Remember Peter on Maundy Thursday night?  There he was, standing in the courtyard of the High Priest while Jesus was on trial inside.  Numerous people approached Peter and suggested that he was a follower of Jesus.  And on each occasion, Peter figuratively hid from these accusers by denying that he ever even knew Jesus.  But now look!  It’s Pentecost and Peter seems very different.  Far from hiding, far from denying, Peter spoke openly, boldly, confidently about what was the heart of the Christian message.  “Jesus was crucified and rose from the dead.”  There was no shirking back from the message on that day.  Nor would there be much hesitation on his part or of any of the disciples after that.  From Pentecost on, they were bold to share their hope.

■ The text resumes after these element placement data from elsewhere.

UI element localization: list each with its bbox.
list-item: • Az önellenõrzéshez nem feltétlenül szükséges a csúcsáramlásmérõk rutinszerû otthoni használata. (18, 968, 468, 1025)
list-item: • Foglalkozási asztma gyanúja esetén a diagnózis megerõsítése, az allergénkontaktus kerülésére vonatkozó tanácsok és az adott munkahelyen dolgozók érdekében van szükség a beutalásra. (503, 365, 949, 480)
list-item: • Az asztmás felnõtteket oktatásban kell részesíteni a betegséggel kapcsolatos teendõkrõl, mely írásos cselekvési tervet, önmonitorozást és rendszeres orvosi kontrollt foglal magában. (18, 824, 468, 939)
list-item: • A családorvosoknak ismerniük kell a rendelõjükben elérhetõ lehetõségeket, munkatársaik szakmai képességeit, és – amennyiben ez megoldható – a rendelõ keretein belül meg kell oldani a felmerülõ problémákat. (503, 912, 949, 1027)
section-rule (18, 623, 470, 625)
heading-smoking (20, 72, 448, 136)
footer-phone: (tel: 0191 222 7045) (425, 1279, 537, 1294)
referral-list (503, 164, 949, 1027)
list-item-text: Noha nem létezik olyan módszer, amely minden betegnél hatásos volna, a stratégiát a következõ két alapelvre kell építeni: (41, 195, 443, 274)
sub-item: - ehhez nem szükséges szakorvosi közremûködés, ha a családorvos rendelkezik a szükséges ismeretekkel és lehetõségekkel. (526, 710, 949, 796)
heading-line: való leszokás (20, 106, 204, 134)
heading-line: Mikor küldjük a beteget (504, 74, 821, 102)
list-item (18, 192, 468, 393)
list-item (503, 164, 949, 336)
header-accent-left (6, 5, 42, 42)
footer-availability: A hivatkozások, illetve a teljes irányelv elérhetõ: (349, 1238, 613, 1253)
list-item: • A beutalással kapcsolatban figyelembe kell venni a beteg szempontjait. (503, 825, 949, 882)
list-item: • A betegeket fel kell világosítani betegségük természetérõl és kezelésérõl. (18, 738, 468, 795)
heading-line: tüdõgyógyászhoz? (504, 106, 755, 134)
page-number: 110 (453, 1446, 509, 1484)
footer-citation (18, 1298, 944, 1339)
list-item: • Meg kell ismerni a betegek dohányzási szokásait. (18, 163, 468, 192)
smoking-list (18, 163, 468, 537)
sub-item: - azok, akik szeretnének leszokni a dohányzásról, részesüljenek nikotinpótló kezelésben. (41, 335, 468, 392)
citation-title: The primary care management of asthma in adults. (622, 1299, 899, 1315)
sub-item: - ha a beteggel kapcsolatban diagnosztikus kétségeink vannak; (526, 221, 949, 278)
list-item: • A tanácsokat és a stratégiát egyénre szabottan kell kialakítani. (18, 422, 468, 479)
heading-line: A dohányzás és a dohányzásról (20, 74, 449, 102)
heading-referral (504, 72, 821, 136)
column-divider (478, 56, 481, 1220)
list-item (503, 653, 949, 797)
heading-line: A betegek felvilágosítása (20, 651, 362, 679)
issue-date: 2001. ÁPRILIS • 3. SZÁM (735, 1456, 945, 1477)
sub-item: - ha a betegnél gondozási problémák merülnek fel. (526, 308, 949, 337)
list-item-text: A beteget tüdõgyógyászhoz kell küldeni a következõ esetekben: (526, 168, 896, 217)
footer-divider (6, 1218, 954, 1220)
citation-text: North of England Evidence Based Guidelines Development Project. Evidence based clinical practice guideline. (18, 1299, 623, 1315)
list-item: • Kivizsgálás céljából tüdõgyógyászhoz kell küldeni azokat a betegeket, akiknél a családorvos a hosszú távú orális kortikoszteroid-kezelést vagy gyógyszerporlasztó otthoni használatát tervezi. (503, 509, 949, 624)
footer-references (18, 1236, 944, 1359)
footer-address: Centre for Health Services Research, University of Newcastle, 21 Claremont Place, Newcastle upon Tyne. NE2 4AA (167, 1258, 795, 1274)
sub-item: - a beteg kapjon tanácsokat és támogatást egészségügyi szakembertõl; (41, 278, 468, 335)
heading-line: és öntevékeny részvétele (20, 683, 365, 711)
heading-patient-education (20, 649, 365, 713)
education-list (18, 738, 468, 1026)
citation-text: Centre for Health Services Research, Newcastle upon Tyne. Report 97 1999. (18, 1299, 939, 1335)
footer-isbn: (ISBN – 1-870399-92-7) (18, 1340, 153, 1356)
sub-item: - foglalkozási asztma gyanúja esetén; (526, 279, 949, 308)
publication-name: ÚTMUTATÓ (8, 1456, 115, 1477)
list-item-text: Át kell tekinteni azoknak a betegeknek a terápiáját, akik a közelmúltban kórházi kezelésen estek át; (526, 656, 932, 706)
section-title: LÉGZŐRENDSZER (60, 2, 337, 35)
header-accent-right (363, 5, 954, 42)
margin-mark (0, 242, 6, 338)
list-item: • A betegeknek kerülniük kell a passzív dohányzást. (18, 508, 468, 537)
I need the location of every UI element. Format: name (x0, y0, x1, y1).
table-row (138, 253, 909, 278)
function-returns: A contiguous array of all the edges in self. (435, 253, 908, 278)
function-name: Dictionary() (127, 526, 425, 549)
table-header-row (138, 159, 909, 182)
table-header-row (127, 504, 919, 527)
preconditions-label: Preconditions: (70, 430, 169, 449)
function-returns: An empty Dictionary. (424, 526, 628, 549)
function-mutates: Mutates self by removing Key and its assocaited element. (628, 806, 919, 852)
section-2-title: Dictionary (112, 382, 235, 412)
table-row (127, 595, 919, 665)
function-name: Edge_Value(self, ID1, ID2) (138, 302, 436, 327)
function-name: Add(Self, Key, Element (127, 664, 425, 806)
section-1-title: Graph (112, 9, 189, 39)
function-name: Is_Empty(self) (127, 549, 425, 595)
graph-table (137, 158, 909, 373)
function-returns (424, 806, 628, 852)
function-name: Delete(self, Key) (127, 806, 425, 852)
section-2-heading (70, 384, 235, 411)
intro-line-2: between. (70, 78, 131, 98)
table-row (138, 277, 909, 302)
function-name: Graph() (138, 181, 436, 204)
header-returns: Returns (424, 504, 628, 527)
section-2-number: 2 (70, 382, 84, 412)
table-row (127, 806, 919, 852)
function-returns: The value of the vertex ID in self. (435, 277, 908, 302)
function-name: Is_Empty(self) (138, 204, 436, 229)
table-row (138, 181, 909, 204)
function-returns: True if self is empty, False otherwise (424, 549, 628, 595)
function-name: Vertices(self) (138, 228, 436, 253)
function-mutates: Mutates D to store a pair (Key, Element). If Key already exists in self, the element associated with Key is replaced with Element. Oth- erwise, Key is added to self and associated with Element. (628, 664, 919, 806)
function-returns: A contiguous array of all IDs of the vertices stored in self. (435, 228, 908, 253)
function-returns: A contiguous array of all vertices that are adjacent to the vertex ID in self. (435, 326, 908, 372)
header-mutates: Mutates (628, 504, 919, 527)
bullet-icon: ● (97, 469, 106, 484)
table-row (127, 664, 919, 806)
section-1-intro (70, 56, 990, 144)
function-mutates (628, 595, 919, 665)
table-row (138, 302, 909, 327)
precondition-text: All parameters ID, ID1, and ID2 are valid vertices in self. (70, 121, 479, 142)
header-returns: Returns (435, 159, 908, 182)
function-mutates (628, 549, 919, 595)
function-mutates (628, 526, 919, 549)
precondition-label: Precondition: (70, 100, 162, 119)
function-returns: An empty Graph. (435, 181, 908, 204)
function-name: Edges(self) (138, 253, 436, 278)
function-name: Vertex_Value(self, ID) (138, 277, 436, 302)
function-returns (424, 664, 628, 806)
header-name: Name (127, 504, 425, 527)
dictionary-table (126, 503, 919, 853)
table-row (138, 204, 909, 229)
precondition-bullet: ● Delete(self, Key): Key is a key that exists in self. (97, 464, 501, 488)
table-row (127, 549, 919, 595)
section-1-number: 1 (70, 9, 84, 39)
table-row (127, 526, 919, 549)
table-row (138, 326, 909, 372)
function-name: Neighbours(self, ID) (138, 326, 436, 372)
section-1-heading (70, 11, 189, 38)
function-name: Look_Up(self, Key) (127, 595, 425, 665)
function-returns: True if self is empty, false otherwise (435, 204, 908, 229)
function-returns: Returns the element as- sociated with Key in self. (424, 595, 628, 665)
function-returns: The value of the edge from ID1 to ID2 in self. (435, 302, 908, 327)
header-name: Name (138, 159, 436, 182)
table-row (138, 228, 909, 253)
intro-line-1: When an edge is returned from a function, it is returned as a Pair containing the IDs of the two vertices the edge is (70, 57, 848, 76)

We have the same Holy Spirit as Peter and the Apostles did.  That Spirit equips us now.  In Baptism the Holy Spirit came to us and gave us faith.  Throughout our lives, the Spirit has continually taught us and assured us through the Word that Jesus is Lord and Savior.  So that now we, like Peter, may boldly proclaim the hope that is within us.  Our boldness comes from the Spirit’s work in us and our confidence in the true Word of God.  We don’t back down, even if society wants us to.  But lovingly, certainly, we are like Peter on Pentecost, pointing to what matters most.  Jesus was crucified for us and for our forgiveness, and then rose from the dead so that we may have eternal life.  May we be bold about this, by the Spirit’s power!

Gracious Lord, because you have given to us the Holy Spirit, we know Christ and we know Your Word.  May we be bold to proclaim it lovingly so that others may know the hope that we have.  In Jesus’ name, Amen.